The risk being talked about here is that pressurized gas contains significantly more potential energy than pressurized incompressible liquid.  Rapidly converting this potential energy to kinetic energy can be a violent and destructive event.


Strength Testing for Pipelines
When new piping is to be placed in service, various codes and company standards require that it be subjected to a leak test and/or a strength test.  Leak tests are generally done at fairly low pressures and are only intended to prove that the pipe will in fact contain the fluids.  Risks are generally reasonably low and leak tests are done without much consideration of catastrophic failure.

The strength test is done with elevated pressure at some multiple greater than 1.0 of the system maximum allowable working pressure (MAWP) and held for some length of time.  The pressure multiple and time duration vary considerably from one regulatory jurisdiction to another, from one code document to another, and from one company to another.  Those details, while liberally sprinkled in posts on this topic are outside the scope of this discussion.

The primary kinds of tests are "Hydrostatic" or "pneumatic static" (sometimes called "pneumostatic" but that is just too pretentious).  The "static" simply means that during a successful test the fluids under pressure have no net movement relative to a pipe end or the pipe centerline.

A hydrostatic test is done using a largely incompressible fluid like water (hence the prefix "hydro"), oil, glycol, or some mixture (e.g., glycol is often added to hydrostatic-test water to prevent freezing).  In these tests, the line is filled with liquid, entrained gases are allowed to disperse to vents, and the pressure is raised within the system to the required test pressure and held there for the duration of the test.

A pneumatic static test is done using a gas like compressed air, nitrogen, CO2, or methane (tests with CO2 are very rare and very difficult because at elevated pressures the gas can change into a "dense phase" which behaves very differently from either a gas or a liquid).  The issues associated with pneumatic static testing are mostly concerned with stored energy.

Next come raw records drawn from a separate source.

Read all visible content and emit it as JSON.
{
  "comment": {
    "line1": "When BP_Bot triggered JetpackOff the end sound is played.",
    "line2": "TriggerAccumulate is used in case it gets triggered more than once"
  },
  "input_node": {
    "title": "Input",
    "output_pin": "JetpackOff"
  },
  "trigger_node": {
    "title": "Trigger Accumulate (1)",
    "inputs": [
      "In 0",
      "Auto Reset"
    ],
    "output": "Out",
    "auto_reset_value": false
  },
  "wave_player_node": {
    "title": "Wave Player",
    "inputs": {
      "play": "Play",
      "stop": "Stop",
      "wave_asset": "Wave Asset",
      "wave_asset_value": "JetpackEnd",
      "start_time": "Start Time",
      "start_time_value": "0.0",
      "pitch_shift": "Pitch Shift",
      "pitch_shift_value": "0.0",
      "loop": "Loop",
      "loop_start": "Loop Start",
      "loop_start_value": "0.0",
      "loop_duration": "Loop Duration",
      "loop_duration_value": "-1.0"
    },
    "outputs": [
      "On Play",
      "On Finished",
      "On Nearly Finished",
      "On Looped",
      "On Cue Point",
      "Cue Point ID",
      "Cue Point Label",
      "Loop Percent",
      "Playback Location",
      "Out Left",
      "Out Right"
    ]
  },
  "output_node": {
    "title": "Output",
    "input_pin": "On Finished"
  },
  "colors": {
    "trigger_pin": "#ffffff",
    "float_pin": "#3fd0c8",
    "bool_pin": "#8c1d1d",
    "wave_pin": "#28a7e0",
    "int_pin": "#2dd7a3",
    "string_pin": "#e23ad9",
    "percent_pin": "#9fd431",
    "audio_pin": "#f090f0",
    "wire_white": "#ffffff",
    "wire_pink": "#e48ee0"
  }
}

Energy Involved in testing
The bulk modulus (i.e., the amount of pressure required to reduce the fluid volume by 1%) of liquids is very large, so even in the most aggressive tests the liquid will have very little compressive energy (e.g., the bulk modulus of water is on the order of 319,000 psi [2,200 MPa], so a 900 psig [6.2 MPa] test would reduce the volume by about 0.3%).  In a test failure, the energy release from this decompression would tend to slightly expand any tearing in the failed material, but is unlikely to create any projectiles.

Figure 1--700 ft.
vertical drop
On the other hand liquids have a significant mass.  For vertical changes in the line, an elevation increase adds 0.433 psi/ft [9.81 kPa/m] to the pressure at the lowest point in the system.  This means that in hilly country, it can be very difficult to design a hydrostatic test.  For example, if the elevation change is 1000 ft [305 m], then the pressure at the bottom will be 433 psi [2.99 MPa] higher than pressure at the top, for a 150% test on an ANSI 150 line.  Just filling the line would exceed test pressure at the bottom while leaving the top at atmospheric pressure.  It is often possible to segment the line to keep the elevation changes within a segment below some maximum, but not always (e.g., some lines have inaccessible segments in very rough terrain [see Figure 1], others do not have valves where needed to do the segmentation).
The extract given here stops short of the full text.